We plan to use surveys and interviews as our needfinding techniques to collect data for the project. Our ideal targeted surveyees and interviewees would be a combination of students with multiple education levels and machine learning backgrounds, ranging from undergraduates to Ph.D. students, and from those who are mildly interested in machine learning to those who are studying machine learning as their future career path.
The first tool is an online survey, which provides a flexible and comfortable environment for users to answer the questions without the presence of supervision. Although we guarantee that the survey result will only be used to understand how we could build our website to be a better benchmark database platform, the survey is made anonymous so users can freely give their honest responses without worrying that the answers may have negative effects on them if exposed.
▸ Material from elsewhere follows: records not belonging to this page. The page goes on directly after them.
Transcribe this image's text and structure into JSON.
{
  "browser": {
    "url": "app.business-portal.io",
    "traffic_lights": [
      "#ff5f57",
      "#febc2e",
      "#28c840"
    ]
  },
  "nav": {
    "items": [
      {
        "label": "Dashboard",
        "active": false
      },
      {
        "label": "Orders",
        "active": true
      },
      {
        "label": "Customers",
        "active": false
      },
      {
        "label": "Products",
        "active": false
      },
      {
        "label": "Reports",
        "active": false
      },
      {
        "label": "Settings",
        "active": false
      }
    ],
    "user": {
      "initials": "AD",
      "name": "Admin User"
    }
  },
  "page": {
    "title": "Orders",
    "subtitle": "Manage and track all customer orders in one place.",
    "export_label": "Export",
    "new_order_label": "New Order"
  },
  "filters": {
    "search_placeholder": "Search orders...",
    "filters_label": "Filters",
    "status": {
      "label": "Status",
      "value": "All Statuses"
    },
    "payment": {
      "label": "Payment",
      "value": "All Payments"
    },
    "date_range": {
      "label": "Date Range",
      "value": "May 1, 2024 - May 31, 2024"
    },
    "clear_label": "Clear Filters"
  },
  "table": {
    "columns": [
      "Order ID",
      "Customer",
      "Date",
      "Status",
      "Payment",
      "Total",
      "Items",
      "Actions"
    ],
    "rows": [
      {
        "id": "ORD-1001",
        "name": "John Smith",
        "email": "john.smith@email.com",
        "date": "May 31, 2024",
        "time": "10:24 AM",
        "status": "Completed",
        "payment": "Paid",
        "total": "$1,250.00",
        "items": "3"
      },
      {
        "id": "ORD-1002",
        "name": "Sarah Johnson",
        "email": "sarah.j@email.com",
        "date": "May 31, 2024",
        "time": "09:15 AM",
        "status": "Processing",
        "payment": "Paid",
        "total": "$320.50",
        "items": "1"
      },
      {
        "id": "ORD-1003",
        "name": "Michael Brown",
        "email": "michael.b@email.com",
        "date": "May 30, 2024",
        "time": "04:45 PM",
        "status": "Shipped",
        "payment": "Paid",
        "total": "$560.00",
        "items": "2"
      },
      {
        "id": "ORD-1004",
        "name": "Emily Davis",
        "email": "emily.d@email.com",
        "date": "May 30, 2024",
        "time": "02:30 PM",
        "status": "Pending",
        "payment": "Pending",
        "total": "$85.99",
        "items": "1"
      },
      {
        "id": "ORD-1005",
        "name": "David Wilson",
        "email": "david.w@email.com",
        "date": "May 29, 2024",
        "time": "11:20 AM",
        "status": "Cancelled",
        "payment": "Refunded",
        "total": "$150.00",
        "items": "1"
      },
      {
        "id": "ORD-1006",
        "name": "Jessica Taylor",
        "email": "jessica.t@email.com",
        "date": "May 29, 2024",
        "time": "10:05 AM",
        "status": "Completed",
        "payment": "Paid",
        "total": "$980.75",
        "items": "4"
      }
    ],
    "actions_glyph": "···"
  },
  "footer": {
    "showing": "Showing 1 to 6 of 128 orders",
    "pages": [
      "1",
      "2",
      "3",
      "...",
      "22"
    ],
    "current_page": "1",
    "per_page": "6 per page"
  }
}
This technique also has the advantage of collecting many responses without too much time or expense, and the result could be easily built into illustrations for further analysis. Given the constraint of time to gather and interpret the information, this technique gives the convenience for its conciseness and the scope of surveyees it could reach. The survey aims to collect as much information as possible to understand what people expect to see in a benchmark database platform and examine whether there is a common trend in their habit of looking for or contributing datasets, which may reveal potential features that we should provide on our website.
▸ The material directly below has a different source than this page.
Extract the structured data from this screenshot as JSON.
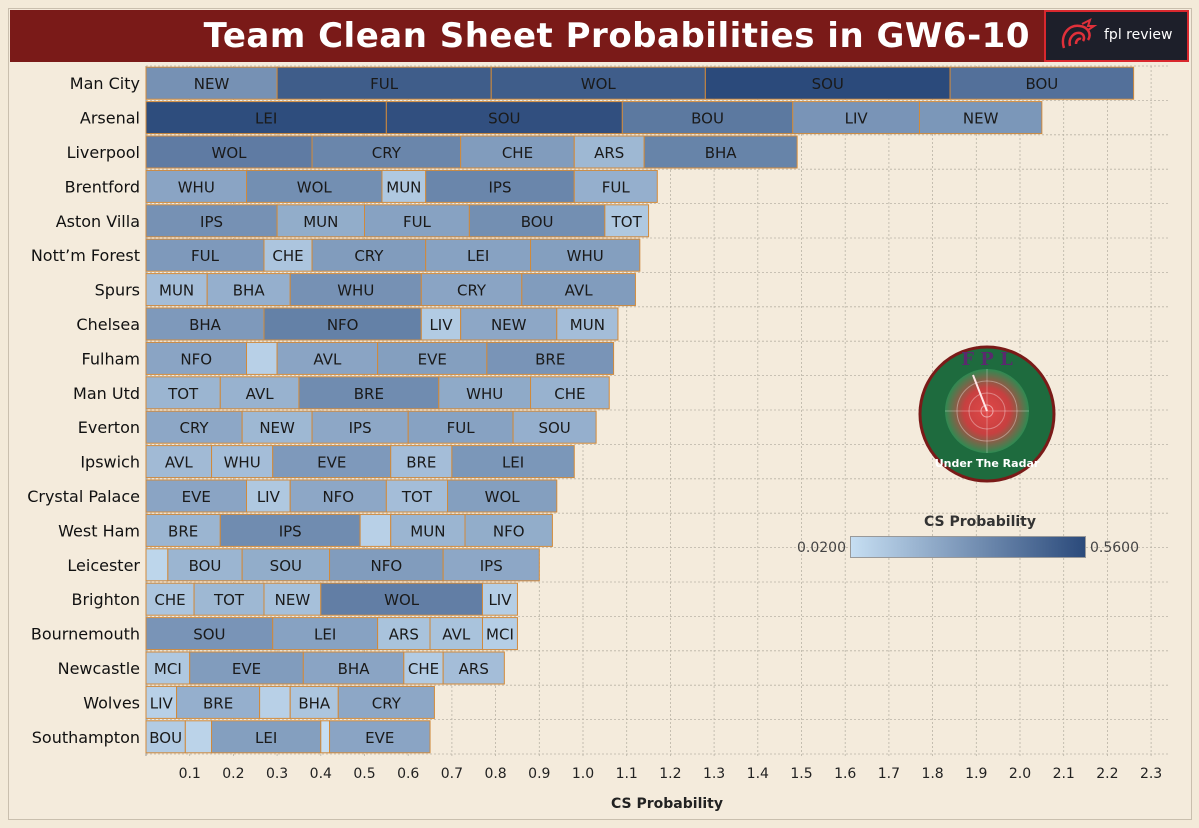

We plan to create a survey using Google Forms and populate the form through social media including Facebook, GroupMe, and Slack groups to reach the segments of the audience that are interested in and have beginner to intermediate background in machine learning. To get feedback from advanced students or experts in machine learning, we would survey students from machine learning or AI courses in our university (for example, CSC246, CSC 242), and also Ph.D. students and professors from our connections. The survey is made up of a large portion of multiple-choice questions, mostly yes-or-no check boxes or number ratings, to allow quick responses, with some open-ended questions along with blank text boxes at the end to facilitate additional thoughts and opinions.
The second tool we use are in-person interviews. We intend to interview researchers and students working in the field of machine learning to understand more about the challenges they face when looking for and downloading datasets. Interviews allow for more follow-up questions to be asked than surveys do, while surveys deliver the same questions to everyone. Since we think that face-to-face interviews are better for developing rapport, the interviewees will be chosen from the University of Rochester. We will pick people with different backgrounds and knowledge levels of machine learning in order to get different ideas. We will also conduct expert interviews, by interviewing the professionals who are using the machine learning model to do the analysis of natural disasters. Expert interviews may give us more unique opinions of user needs.